Video
Karl Doghramji, MD: We’ve described the benzodiazepines. We’ve described the benzodiazepine receptor agonists, or the “Z” drugs, all of which act at the level of a GABA [gamma-aminobutyric acid] receptor and augment the activity of GABA. Now there are other groups of agents that have been introduced and don’t act at the GABA level at all, but act at the level of the wakefulness system. These are the drugs that antagonize wakefulness neurotransmitters. For example, doxepin is an antihistamine. Doxepin of a low dose, 3 or 6 mg, is a pure antihistamine and diminishes the histamine wakefulness drive, and, therefore, can produce sleep. It’s indicated for maintenance insomnia. The American Geriatrics Society has recommended that it not be used at doses above 6 mg because it seems that that drug tends to acquire anticholinergic properties at larger doses and may produce memory decrement and other problems if used on a long-term basis. So 3 to 6 mg of doxepin.
The other drugs that are interesting in that they do not have a GABA-ergic mechanism are the melatonin drugs.

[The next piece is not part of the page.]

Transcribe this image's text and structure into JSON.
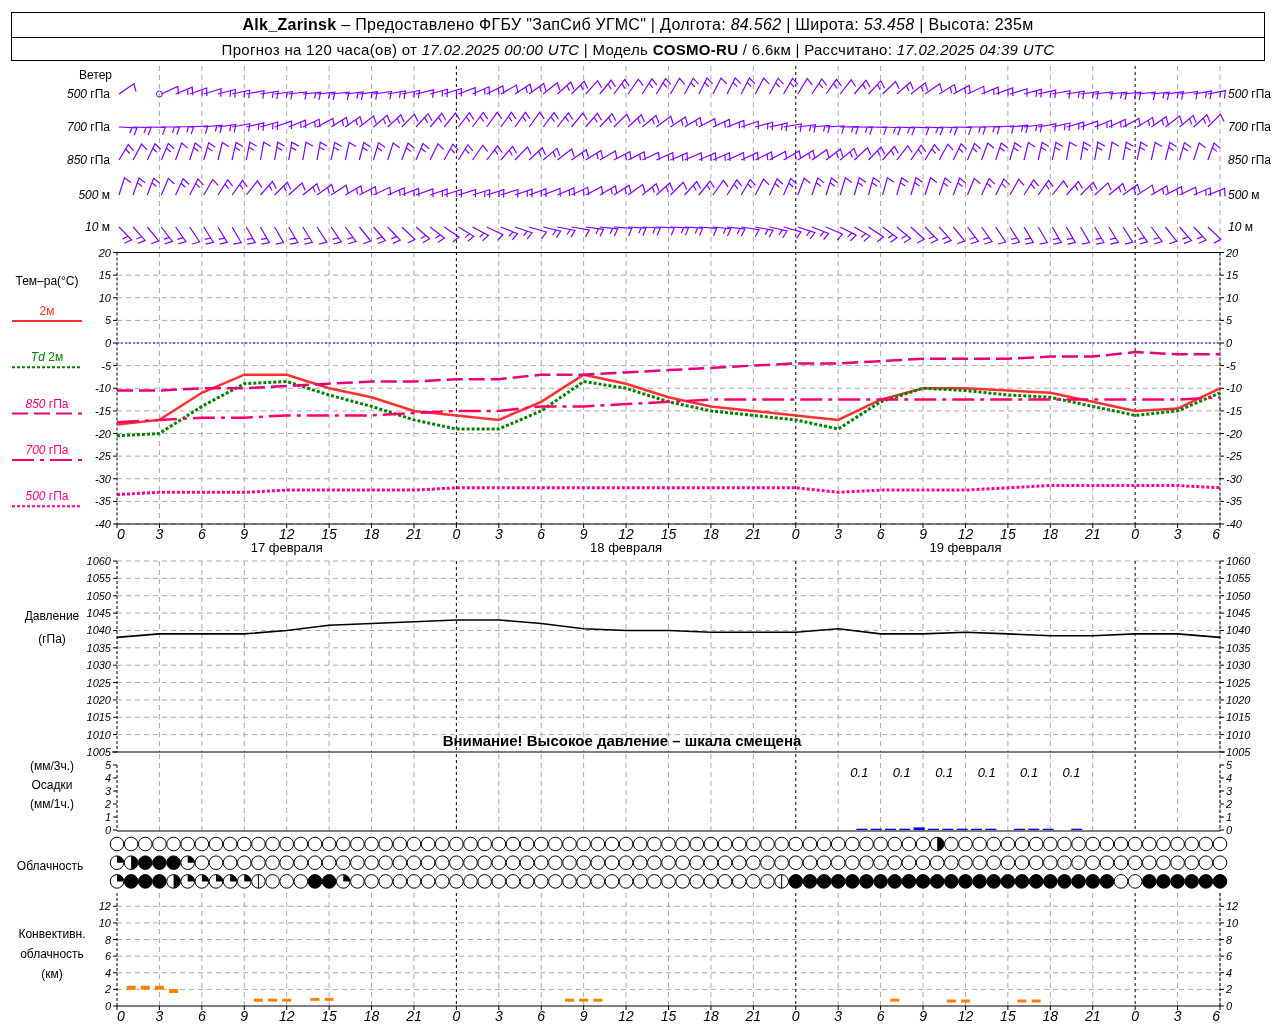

Ramelteon, for example, is a melatonin receptor agonist that is indicated for sleep initiation insomnia, or problems falling asleep. That drug is available in 1 dose, and that’s 8 mg, and it’s also interesting in that it does not seem to have any addiction potential, much like doxepin. It also has a safety profile that is unparalleled in the sense that larger doses don’t seem to have much in the effect of respiratory suppression. The melatonin receptor agonists may be appropriate for patients who have significant drug addiction histories as well.

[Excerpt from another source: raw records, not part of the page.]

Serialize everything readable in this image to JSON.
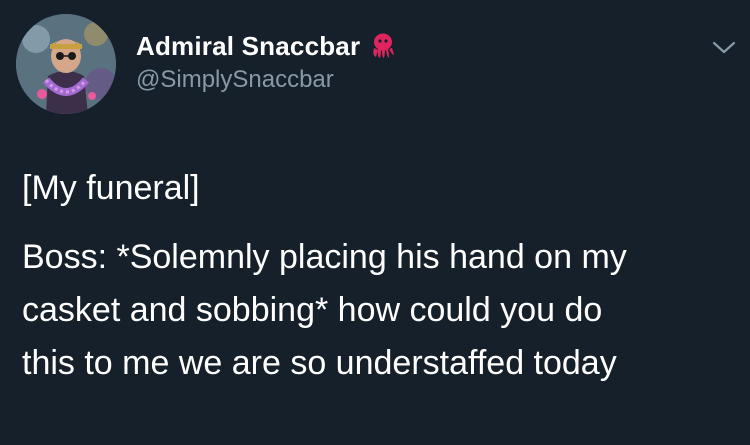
{
  "author": {
    "display_name": "Admiral Snaccbar",
    "handle": "@SimplySnaccbar",
    "name_emoji": "octopus-icon"
  },
  "menu": {
    "icon": "chevron-down-icon"
  },
  "tweet": {
    "line1": "[My funeral]",
    "body_lines": [
      "Boss: *Solemnly placing his hand on my",
      "casket and sobbing* how could you do",
      "this to me we are so understaffed today"
    ]
  },
  "colors": {
    "background": "#15202b",
    "text": "#ffffff",
    "secondary_text": "#8899a6",
    "octopus": "#e0245e"
  }
}
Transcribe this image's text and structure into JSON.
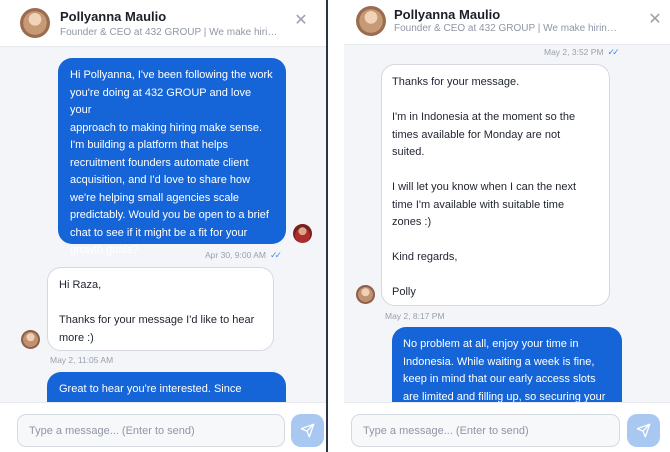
{
  "contact": {
    "name": "Pollyanna Maulio",
    "subtitle": "Founder & CEO at 432 GROUP | We make hiring m..."
  },
  "left": {
    "messages": [
      {
        "direction": "outgoing",
        "text": "Hi Pollyanna, I've been following the work\nyou're doing at 432 GROUP and love your\napproach to making hiring make sense.\nI'm building a platform that helps\nrecruitment founders automate client\nacquisition, and I'd love to share how\nwe're helping small agencies scale\npredictably. Would you be open to a brief\nchat to see if it might be a fit for your\ngrowth goals?",
        "time": "Apr 30, 9:00 AM"
      },
      {
        "direction": "incoming",
        "text": "Hi Raza,\n\nThanks for your message I'd like to hear\nmore :)",
        "time": "May 2, 11:05 AM"
      },
      {
        "direction": "outgoing",
        "text": "Great to hear you're interested. Since\nwe're looking to work on a client..."
      }
    ]
  },
  "right": {
    "top_time": "May 2, 3:52 PM",
    "messages": [
      {
        "direction": "incoming",
        "text": "Thanks for your message.\n\nI'm in Indonesia at the moment so the\ntimes available for Monday are not\nsuited.\n\nI will let you know when I can the next\ntime I'm available with suitable time\nzones :)\n\nKind regards,\n\nPolly",
        "time": "May 2, 8:17 PM"
      },
      {
        "direction": "outgoing",
        "text": "No problem at all, enjoy your time in\nIndonesia. While waiting a week is fine,\nkeep in mind that our early access slots\nare limited and filling up, so securing your\nspot sooner..."
      }
    ]
  },
  "composer": {
    "placeholder": "Type a message... (Enter to send)"
  },
  "colors": {
    "outgoing_bubble": "#1565d8",
    "incoming_bubble": "#ffffff",
    "send_button": "#a8c8f2",
    "read_ticks": "#4d8ae6"
  },
  "icons": [
    "close-icon",
    "send-icon",
    "read-receipt-icon"
  ]
}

And finally, the orexin receptor antagonists. As I mentioned before, the orexin system seems to be responsible in promoting arousal or wakefulness, but also in terms of regulating the transition between sleep and wakefulness and ensuring a stable relationship between sleep and wakefulness. The agent that was introduced and has been available by prescription is suvorexant. Suvorexant is a dual orexin receptor antagonist, and it has been studied in patients for as long as 3 months on a long-term basis and seems to be effective and is indicated for sleep initiation and maintenance insomnia.